My 28-year-old son has some incomplete years of national insurance contributions (NICs). I am wondering if I should top them up for him using voluntary NICs so that he will get the full state pension.
I know he can only top up the past six years, but I have also read it may not be worth it. I am happy to help him financially, but only if it will benefit him.
At this early stage in his working life, your son does not need to worry about topping up his state pension as he has plenty of time to build up his entitlement.
In order to get a full state pension under current rules, you need to have paid or received credits for national insurance for 36 years. As your son has at least 40 years to go until he reaches the proposed state pension age, there is no benefit in making voluntary contributions at this stage.
Making Voluntary National Insurance Contributions
The amount of state pension you receive depends on your national insurance contributions (NICs). This is a tax taken from your salary alongside income tax.
If you have not built up a full state pension entitlement during your working lifetime, then it is possible to pay voluntary NICs to boost your state pension.

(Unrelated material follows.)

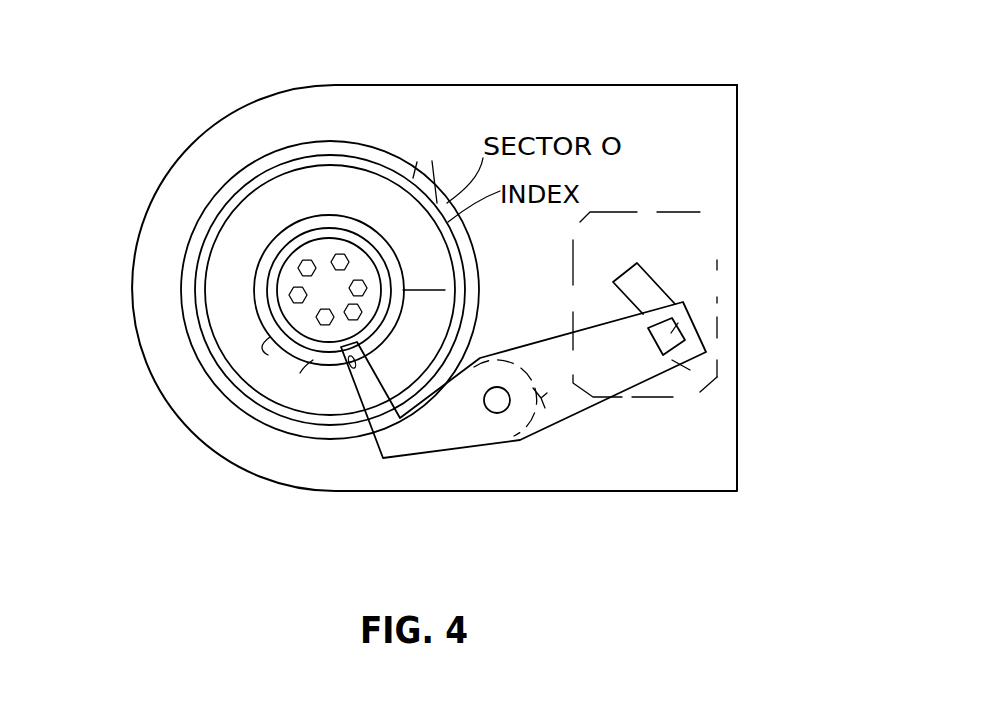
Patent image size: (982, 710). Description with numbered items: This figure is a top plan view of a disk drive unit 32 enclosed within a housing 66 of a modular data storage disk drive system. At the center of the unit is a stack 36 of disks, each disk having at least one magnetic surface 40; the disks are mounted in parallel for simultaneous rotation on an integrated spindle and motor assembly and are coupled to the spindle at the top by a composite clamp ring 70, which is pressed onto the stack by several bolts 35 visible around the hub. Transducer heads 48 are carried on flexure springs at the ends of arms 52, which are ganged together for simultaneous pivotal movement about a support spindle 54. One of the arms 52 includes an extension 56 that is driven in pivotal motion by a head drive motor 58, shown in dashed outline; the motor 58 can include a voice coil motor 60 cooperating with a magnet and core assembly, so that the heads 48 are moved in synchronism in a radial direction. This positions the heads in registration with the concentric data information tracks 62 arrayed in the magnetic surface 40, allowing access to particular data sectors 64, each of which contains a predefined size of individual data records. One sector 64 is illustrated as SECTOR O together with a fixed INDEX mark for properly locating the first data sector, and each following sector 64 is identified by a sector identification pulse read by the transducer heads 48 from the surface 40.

You can only buy NICs to cover gaps in your national insurance record from the past six years. Also be aware that it may not always increase your state pension, so speak to the Future Pensions Centre (visit Gov.uk/future-pension-centre or phone 0800 731 0175) before making any payments.
The cost of voluntary NICs depends on the year you want to pay for. The weekly rate is £13.90 for 2014/15; £14.25 for 2017/18; £14.65 for 2018/19; and £15 for 2019/20.
Michelle Cracknell is former chief executive of the Pensions Advisory Service.